Once again, an iconic waterfront Asbury Park building is under threat of destruction by developers. The Casino breezeway, at the southern end of the city’s oceanfront, has been marked as an “unsafe structure” by owner and developer Madison Marquette, which has applied for a demolition permit.
Madison Marquette entered into a redevelopment agreement with the city in 2010 to rebuild Asbury Park’s waterfront, particularly the historic structures. The results of the historic preservation part of this agreement have been decidedly underwhelming, with buildings like the Casino and Convention Hall continuing to decay over the past fifteen years, in this case bringing the breezeway into the throes of demolition by neglect.
The notice was stickered on the building’s carousel section with a posted date of January 23, 2026. The sticker declares the unsafe structure as “700 Ocean Avenue,” which is an address that encompasses the breezeway and carousel components of the Casino, as well as the Steam Plant next door. The notice was first reported by Instagram account thisweekinasbury. Since then, Madison Marquette has applied for a demolition permit from the City of Asbury Park explicitly for the breezeway.
The city has swiftly and forcefully opposed the demolition permit, and the law firm that serves as Redevelopment Counsel for the Asbury Park Waterfront Redevelopment Area issued a statement in opposition.
“Madison Marquette has once again demonstrated its shocking disregard for the integrity of the iconic Asbury Park Boardwalk treasures that it has owned since 2010. The City is deeply disappointed in this latest illustration of a pattern of behavior that is disrespectful to the historic heritage of Asbury Park.
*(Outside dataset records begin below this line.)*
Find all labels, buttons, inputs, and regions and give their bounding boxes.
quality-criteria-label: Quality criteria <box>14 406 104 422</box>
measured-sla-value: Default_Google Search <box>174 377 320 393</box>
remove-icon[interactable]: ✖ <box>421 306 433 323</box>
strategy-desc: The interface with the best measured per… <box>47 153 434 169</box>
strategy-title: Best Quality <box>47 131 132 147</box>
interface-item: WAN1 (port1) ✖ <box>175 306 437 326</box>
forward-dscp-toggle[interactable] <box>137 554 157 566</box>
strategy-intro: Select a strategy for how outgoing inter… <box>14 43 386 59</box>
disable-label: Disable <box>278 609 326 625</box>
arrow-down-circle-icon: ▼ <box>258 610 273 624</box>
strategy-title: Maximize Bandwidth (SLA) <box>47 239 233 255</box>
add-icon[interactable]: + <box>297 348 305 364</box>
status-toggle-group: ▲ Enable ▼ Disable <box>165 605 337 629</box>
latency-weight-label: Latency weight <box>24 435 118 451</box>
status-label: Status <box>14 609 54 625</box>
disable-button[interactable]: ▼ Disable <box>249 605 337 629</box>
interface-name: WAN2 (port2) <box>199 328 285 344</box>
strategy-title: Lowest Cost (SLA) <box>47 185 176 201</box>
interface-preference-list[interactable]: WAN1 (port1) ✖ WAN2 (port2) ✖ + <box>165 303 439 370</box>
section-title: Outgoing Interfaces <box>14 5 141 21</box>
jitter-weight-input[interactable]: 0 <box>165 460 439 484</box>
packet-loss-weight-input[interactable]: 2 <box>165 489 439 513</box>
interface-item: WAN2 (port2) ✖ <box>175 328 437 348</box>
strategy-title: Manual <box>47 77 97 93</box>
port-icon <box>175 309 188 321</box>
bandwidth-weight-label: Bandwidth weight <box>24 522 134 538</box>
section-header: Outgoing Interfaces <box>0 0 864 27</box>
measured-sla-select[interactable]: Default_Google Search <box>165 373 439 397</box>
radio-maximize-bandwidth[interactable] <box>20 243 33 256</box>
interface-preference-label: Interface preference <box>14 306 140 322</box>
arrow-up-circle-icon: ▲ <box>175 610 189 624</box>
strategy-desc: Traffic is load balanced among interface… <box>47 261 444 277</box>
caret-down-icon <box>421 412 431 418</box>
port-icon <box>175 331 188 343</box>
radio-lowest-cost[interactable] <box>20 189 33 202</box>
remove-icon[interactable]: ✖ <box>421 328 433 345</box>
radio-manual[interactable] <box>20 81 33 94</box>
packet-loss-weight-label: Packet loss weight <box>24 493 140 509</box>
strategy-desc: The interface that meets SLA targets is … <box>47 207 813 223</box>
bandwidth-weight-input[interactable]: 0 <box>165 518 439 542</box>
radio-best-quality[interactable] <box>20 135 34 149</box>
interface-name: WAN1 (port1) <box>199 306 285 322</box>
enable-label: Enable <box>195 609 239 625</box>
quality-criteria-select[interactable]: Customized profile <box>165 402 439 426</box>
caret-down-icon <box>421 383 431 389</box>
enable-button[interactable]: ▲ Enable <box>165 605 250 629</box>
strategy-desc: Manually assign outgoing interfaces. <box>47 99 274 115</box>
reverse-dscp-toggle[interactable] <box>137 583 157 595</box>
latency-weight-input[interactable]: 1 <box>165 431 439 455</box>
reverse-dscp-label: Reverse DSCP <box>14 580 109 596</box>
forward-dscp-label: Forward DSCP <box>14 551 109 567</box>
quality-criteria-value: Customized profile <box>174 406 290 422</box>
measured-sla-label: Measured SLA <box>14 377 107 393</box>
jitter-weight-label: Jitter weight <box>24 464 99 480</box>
Madison Marquette, through its subsidiary Madison Asbury Retail, LLC, has repeatedly breached the commitments it made when it entered into Subsequent Developer Agreement which it negotiated over 15 years ago with previous City officials to develop, finance, construct, operate, repair, and maintain, various sites of historic importance along the Boardwalk.”
The City has denied the demolition permit, pending a report ordered by the legal statement by “a certified structural engineer as to the option to conduct repairs to assure public safety, rather than demolition of the building.”
The City is somewhat limited in the legal actions they can take against Madison Marquette, due to the language of the 2010 Subsequent Developer Agreement. The City has issued Notices of Default against Madison Marquette in the past, which the developers have in turn ignored.
The Breezeway has in recent years been the most accessible and tangible component of the Casino, creating a pathway between the Asbury Park and Ocean Grove boardwalks that was often filled with displays and conceptual art by local artists. That pathway was closed in May 2023 due to concerns about the structural steel trusses that hold up the roof, which were deteriorating in the seaside air. A hastily built “Oceanside Passage” was created on the eastern outside of the breezeway to reconnect the two towns, but the building itself has been boarded up and inaccessible for almost three years. (The Oceanside Passage was itself shut down on January 21st, ahead of the other actions at the site, though that was at the time justified by the hazardous weather conditions of last week’s snowstorm.)
The glass walls that once made the space a light-filled atrium are long gone, turning it into an open-air passage, with the structural steel beams directly exposed to the sea air. Still, it retains many original features to the 1929 structure, including the columns that once held up the glass curtain walls, and the western wall of the structure, which retains artistic details and flourishes. The eastern wall is a plain replacement installed after the building’s eastern section was demolished in 2006.
The Casino was built in 1929, replacing an earlier wooden structure that burned, and was designed by the New York firm of Warren and Wetmore, which also designed Convention Hall along the waterfront to the north. The amusements closed at the end of the 1990 season, and the building has had a variety of low-impact uses in the time since, including a flea market, skate park, and art gallery.
There was some discussion of using the breezeway and carousel structure as an anchor for a new waterfront arena that could serve as a larger home for the Stone Pony, the celebrated music venue made famous by Bruce Springsteen; there has been no action on this plan since a rendering was released in 2024.
Local residents showed up with passion at the Asbury Park City Council meeting on January 28, 2026, but with the City already tied up in legal action with Madison Marquette, the Council was unable to say much. The eyes of the New Jersey preservation community are now on Madison Marquette, as they either comply with the legal requirement to undergo structural review, or continue to demolish the historic fabric of Asbury Park.